When ORF’s 18 months were over, the city came up with a “Universal Basic Mobility” program, which gave 1,000 West Oaklanders prepaid debit cards worth $320 for use on public transit. That program is ongoing under Sheng Thao and remains under evaluation. It was based on an earlier mobility program in East Oakland, which ended in 2021. The project was evaluated in 2022, with mixed findings: it’s still not clear that it had any impact, beyond costing Oaklanders $243,000 and perhaps temporarily increasing the number of people of color who took BART, AC Transit and other forms of transit.
While the idea of universal basic income seems to have died down lately, the victim of the city’s disastrous budget deficit, the Alameda County Board of Supervisors has picked up the torch. The Board recently met to consider “whether structural social inequities can be reversed through solutions, such as Universal Basic Income,” according to East Bay Insiders. The BOS based its hearing on the notion, supported by healthcare agencies, that universal basic income results in “upticks on any of the health outcomes you see today,” according to the Alameda County Public Health Department.

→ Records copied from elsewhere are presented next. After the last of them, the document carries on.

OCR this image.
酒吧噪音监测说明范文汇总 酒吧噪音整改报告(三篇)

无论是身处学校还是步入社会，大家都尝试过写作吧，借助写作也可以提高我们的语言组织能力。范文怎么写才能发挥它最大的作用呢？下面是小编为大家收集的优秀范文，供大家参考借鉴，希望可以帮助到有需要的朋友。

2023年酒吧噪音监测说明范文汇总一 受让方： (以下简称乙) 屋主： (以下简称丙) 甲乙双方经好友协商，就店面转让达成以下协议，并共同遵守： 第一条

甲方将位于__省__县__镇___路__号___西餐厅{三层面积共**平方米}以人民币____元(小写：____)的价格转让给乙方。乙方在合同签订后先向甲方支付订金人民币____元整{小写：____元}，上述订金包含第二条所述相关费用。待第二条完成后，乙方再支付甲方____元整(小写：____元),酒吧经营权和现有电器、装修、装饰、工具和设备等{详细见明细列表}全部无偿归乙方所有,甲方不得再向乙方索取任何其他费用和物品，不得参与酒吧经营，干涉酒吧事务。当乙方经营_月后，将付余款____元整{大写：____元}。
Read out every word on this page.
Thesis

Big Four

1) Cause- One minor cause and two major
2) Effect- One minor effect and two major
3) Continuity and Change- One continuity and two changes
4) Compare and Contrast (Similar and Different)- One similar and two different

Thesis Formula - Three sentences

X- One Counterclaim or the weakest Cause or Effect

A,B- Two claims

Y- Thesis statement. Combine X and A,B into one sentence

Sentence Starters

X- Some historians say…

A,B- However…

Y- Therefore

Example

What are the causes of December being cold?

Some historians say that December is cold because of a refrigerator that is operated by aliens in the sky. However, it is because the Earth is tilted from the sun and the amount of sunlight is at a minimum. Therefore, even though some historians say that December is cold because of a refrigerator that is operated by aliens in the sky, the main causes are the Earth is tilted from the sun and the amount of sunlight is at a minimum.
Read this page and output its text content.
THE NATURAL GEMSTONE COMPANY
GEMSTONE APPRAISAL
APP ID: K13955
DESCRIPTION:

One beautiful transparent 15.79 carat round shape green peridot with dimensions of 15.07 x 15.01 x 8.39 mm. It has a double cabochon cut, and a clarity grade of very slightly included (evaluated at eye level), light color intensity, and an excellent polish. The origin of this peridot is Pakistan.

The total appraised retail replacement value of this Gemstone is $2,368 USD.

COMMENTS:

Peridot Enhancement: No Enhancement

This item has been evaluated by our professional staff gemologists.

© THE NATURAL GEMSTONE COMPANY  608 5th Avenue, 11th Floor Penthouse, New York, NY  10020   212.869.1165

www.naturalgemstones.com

The main criticism of such programs is essentially a moral one: They’re all based on race. When West Oakland, for instance, is chosen as the focus for various guaranteed income schemes, it’s because the population there is heavily Black. Universal basic income thus becomes just a new-fangled form of welfare. The underlying assumption of universal income supporters is that White people have some kind of built-in privilege while people of color suffer from racism. This is the bedrock belief of all progressive and woke politics, and in this blog I’ve repeatedly pointed out its intellectual dishonesty. If you believe that people of color are the victims of ongoing structural racism, then any amount of money you transfer to them won’t help, because the racism will be ongoing. There’s also zero evidence that universal basic income, of the type that Oakland and Alameda County propose, has worked, or can work. Instead, universal basic income is just one of those abstract socialist ideas that progressives love to promote, because it makes them feel better about themselves. That’s called virtue signaling, and we really have to reject it.